Educational Partnerships and the Provision of Education to the Masses: A Case of the Catholic Church and the Government of the Republic of Zambia from 1890 to 2025
by Farrelli Hambulo, Gladys Matandiko, Melvin Simuchimba
Published: November 10, 2025 • DOI: 10.47772/IJRISS.2025.910000282
Abstract
This article provides the first continuous, archival-based history (1890-2025) of the Catholic Church–Government educational partnership in Zambia and shows how long-term institutional co-dependency shaped mass schooling through colonial, post-independence, and neoliberal eras (Snelson, 1974; O'Connor, 2016).
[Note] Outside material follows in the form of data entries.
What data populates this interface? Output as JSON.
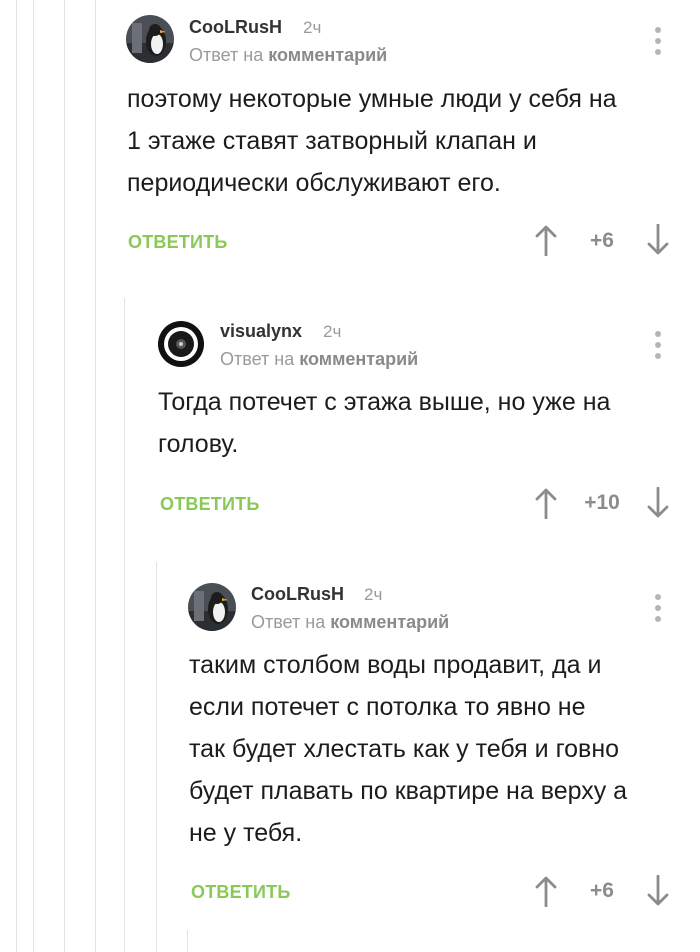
{
  "comments": [
    {
      "author": "CooLRusH",
      "time": "2ч",
      "reply_prefix": "Ответ на",
      "reply_link": "комментарий",
      "text": "поэтому некоторые умные люди у себя на\n1 этаже ставят затворный клапан и\nпериодически обслуживают его.",
      "reply_label": "ОТВЕТИТЬ",
      "rating": "+6",
      "avatar": "penguin-avatar"
    },
    {
      "author": "visualynx",
      "time": "2ч",
      "reply_prefix": "Ответ на",
      "reply_link": "комментарий",
      "text": "Тогда потечет с этажа выше, но уже на\nголову.",
      "reply_label": "ОТВЕТИТЬ",
      "rating": "+10",
      "avatar": "speaker-avatar"
    },
    {
      "author": "CooLRusH",
      "time": "2ч",
      "reply_prefix": "Ответ на",
      "reply_link": "комментарий",
      "text": "таким столбом воды продавит, да и\nесли потечет с потолка то явно не\nтак будет хлестать как у тебя и говно\nбудет плавать по квартире на верху а\nне у тебя.",
      "reply_label": "ОТВЕТИТЬ",
      "rating": "+6",
      "avatar": "penguin-avatar"
    }
  ],
  "colors": {
    "reply_green": "#8ac858",
    "thread_line": "#e3e3e3",
    "muted_text": "#9a9a9a"
  }
}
Using a qualitative historical case-study method grounded in eccelessiastical and national archives, policy texts, and secondary literature, the analysis identifies three phases: a missionary-led pioneering phase that established educational infrastructure; a post-independence formalization that integrated mission schools into the national system via grant-aid arrangements; and a contemporary period defined by fiscal strain, adaptive financing, and renewed policy negotiation (Kelly, 1999; Luebke & Kanyanga, 2021). Documentary evidence demonstrates that institutional flexibility, diversified funding strategies, and sustained administrative capacity within the Church enabled the partnership to expand and sustain access despite recurring economic and policy shocks (Patrinos, Barrera-Osorio, & Guáqueta, 2009; O'Connor, 2016). The study refines Public-Private Partnership (PPP) theory by showing how path dependency and institutional adaptation operate together to produce durable public–nonstate collaborations, and it offers practical lessons for countries seeking scalable, resilient models for mass education (Adamson & Taylor, 2018).